I love patterns, as regular readers will know. I use many of them as desktop backgrounds. This shot of coral polyps really pleases me:There is a delicious combination of randomness and order here. The arrangement of the polyp tentacles suggests dynamic action. This is an entirely correct visualisation. The coral was only about five metres down and there was a constant surge. This was keeping the tentacles in constant motion.

I have no idea of the species of this coral. I was struck by the outrageous colour:I note that very few underwater photographers treat coral seriously. Truthfully, I find coral as interesting and as rich with photographic opportunities as fish. However, most people want to see fish. I try to give a bit of both.

Here’s an elegant example of coral beauty, a young fire coral:There will be no doubt concerning the common name of fire coral commencing with the first contact between it and your skin. It burns like billy blue blazes. Immediate treatment with vinegar, making one smell like a salad and suddenly reminding everyone on the boat that they are famished, is the best immediate treatment. This needs to be followed up by 1% hydrocortisone ointment, which we always have on the boat.

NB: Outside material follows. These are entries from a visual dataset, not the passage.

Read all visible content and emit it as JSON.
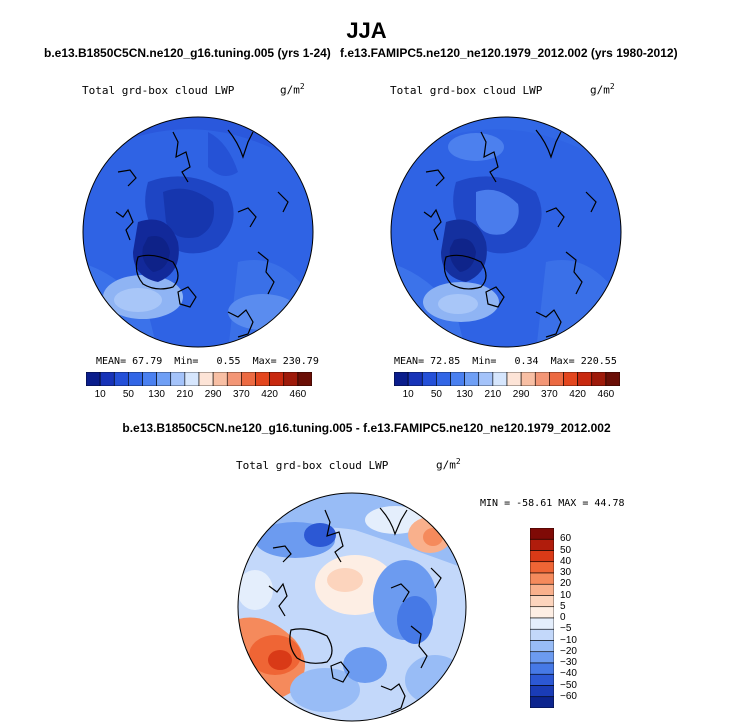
{
  "title": "JJA",
  "runs": {
    "left": "b.e13.B1850C5CN.ne120_g16.tuning.005 (yrs 1-24)",
    "right": "f.e13.FAMIPC5.ne120_ne120.1979_2012.002 (yrs 1980-2012)"
  },
  "panels": [
    {
      "variable": "Total grd-box cloud LWP",
      "units_base": "g/m",
      "units_exp": "2",
      "stats": {
        "mean_label": "MEAN=",
        "mean": "67.79",
        "min_label": "Min=",
        "min": "0.55",
        "max_label": "Max=",
        "max": "230.79"
      }
    },
    {
      "variable": "Total grd-box cloud LWP",
      "units_base": "g/m",
      "units_exp": "2",
      "stats": {
        "mean_label": "MEAN=",
        "mean": "72.85",
        "min_label": "Min=",
        "min": "0.34",
        "max_label": "Max=",
        "max": "220.55"
      }
    }
  ],
  "colorbar_ticks": [
    "10",
    "50",
    "130",
    "210",
    "290",
    "370",
    "420",
    "460"
  ],
  "colorbar_colors": [
    "#0a1d8c",
    "#1733b8",
    "#2450d8",
    "#3266e6",
    "#4a80f0",
    "#6f9ff5",
    "#a4c3fa",
    "#d6e6fd",
    "#fde4d7",
    "#f8bfa4",
    "#f39676",
    "#ec6a42",
    "#e3461e",
    "#c8290f",
    "#9e1a0a",
    "#6a0e06"
  ],
  "difference": {
    "header": "b.e13.B1850C5CN.ne120_g16.tuning.005 - f.e13.FAMIPC5.ne120_ne120.1979_2012.002",
    "variable": "Total grd-box cloud LWP",
    "units_base": "g/m",
    "units_exp": "2",
    "minmax": "MIN = -58.61 MAX =  44.78",
    "ticks": [
      "60",
      "50",
      "40",
      "30",
      "20",
      "10",
      "5",
      "0",
      "−5",
      "−10",
      "−20",
      "−30",
      "−40",
      "−50",
      "−60"
    ],
    "colors": [
      "#7f0a06",
      "#b01c0c",
      "#d93a17",
      "#ef6535",
      "#f58a5c",
      "#f9b08c",
      "#fcd4bd",
      "#fdeee4",
      "#e4eefc",
      "#c3d8fa",
      "#98bcf6",
      "#6c9bf0",
      "#4679e6",
      "#2c58d4",
      "#1a3cb6",
      "#0c248e"
    ]
  }
}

It causes no permanent damage except possibly to the dignity of a grown man with tears running down his cheeks after scraping his inner arm across a patch of fire coral.

Here are a couple of Nemofish, as the Japanese now call them. It is probably the only species on the planet that has ben permanently renamed by Hollywood. It is, of course, the common Clown Anemonefish (Amphiprion percula):If you watch them for a while, it’s easy to understand why they are called clowns. They bob about in the anemone as if they were bright orange and white striped toy balloons in a tornado.

As for the Crystal Goblet, you will need to exercise your imagination a little. If you can’t do that, then I will bet that you are not a regular visitor here. This is some kind of Sea Squirt, a fairly rare one in these waters:I say that it is rare not because I’ve researched it, but because, in over 2,000 dives here, this is the first one that I have seen. It is large for a Sea Squirt. The larger individual on the right, which I presume is a more fully developed version of the one on the left, is about 4cm in diameter. It is extremely transparent, as you can see.

We had a very good time at Jed’s house last night. The theme of the party was The Letter B.  It reminded me a little of Sesame Street:

It was a no-brainer for me to come as a Beach Bum. I didn’t even need to dress up. My normal casual attire needed only minor accessorisation. Karaoke was an integral part of the entertainment.

In the image above I’m performing my own crusty rendition of Billy Joel’s New York State of Mind.  It was intensely forgetable.